Joaquin thanks for confirming those details!
So you're on version 4.12.0-1 and have the rules in separate files - that's perfect actually, as it confirms exactly what's happening here. The rule in the ruleset directory (3351) loads before your custom rule in the etc directory, which is why it's winning the race every time.
The Root Cause
In Wazuh 4.12, the loading order is:
- First, all rules from /var/ossec/ruleset/rules/ (where rule 3351 lives)
- Then your custom rules from /var/ossec/etc/rules/ (where your rule 100010 is)
But here's the kicker - even though your rule loads after, when Wazuh evaluates frequency rules, it doesn't matter what the loading order is. Once events are counted for one frequency rule (3351 with its 8 events in 90 seconds), those same events won't be counted again for another frequency rule watching the same base rule (3301)
Option 1: Override in local_rules.xml
Since you want stricter thresholds (15 events in 900 seconds vs the default 8 in 90), just override it in your /var/ossec/etc/rules/local_rules.xml:
<rule id="3351" level="6" frequency="$POSTFIX_FREQ" timeframe="90" overwrite="yes"
>
<if_matched_sid>3301</if_matched_sid>
<same_source_ip />
<description>Postfix: Multiple relaying attempts of spam.</description>
<mitre>
<id>T1114</id>
<id>T1499</id>
</mitre>
<group>multiple_spam,pci_dss_10.6.1,pci_dss_11.4,gdpr_IV_35.7.d,hipaa_164.312.b,nist_800_53_AU.6,nist_800_53_SI.4,tsc_CC7.2,tsc_CC7.3,tsc_CC6.1,tsc_CC6.8,</group>
</rule>
The beauty of this approach is that you keep the same rule ID (3351), so any dashboards or alerts you have configured won't break.

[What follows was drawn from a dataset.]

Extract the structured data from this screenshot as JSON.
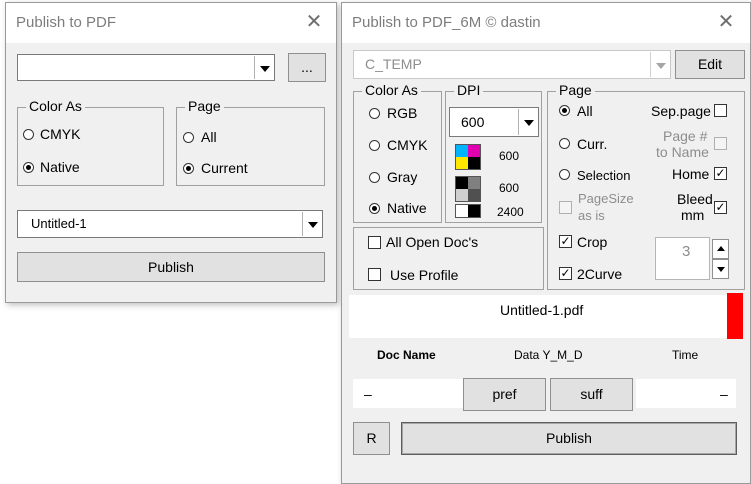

Option 2: Two-Tier Alerting
Maybe you want a warning at 8 events and a critical alert at 15? You could keep both:
<!-- Let the original 3351 fire at its threshold (8 events in 90 seconds) -->
<!-- Then add your rule watching for multiple 3351 triggers -->
<rule id="100010" level="11" frequency="2" timeframe="900">
<if_matched_sid>3351</if_matched_sid>
<same_source_ip />
<description>Postfix - Critical: Sustained spam relay attempts (Multiple violations)</description>
<mitre>
<id>T1110</id>
</mitre>
<group>authentication_failures,critical_alert,</group>
</rule>
This gives you escalating alerts
Option 3: Complete Replacement
If you don't need the original logic at all:
<!-- In your local_rules.xml -->
<!-- First, disable the original -->
<rule id="3351" level="0" overwrite="yes">
<if_matched_sid>3301</if_matched_sid>
<description>Disabled - Using custom rule 100010 instead</description>
</rule>
<!-- Then your custom rule takes over completely -->
<rule id="100010" level="11" frequency="15" timeframe="900">
<if_matched_sid>3301</if_matched_sid>
<same_source_ip />
<description>Postfix - A possible security threat detected (554)</description>
<mitre>
<id>T1110</id>
</mitre>
<group>authentication_failures,gdpr_IV_35.7.d,gdpr_IV_32.2,hipaa_164.312.b,nist_800_53_SI.4,nist_800_53_AU.14,nist_800_53_AC.7,pci_dss_11.4,pci_dss_10.2.4,pci_dss_10.2.5,tsc_CC6.1,tsc_CC6.8,tsc_CC7.2,tsc_CC7.3,</group>
</rule>
Remember:
After making changes, restart the Wazuh manager:
systemctl restart wazuh-manager
And you can verify your rules loaded correctly:
/var/ossec/bin/wazuh-logtest -v
Then test with actual log samples to see the rule triggering.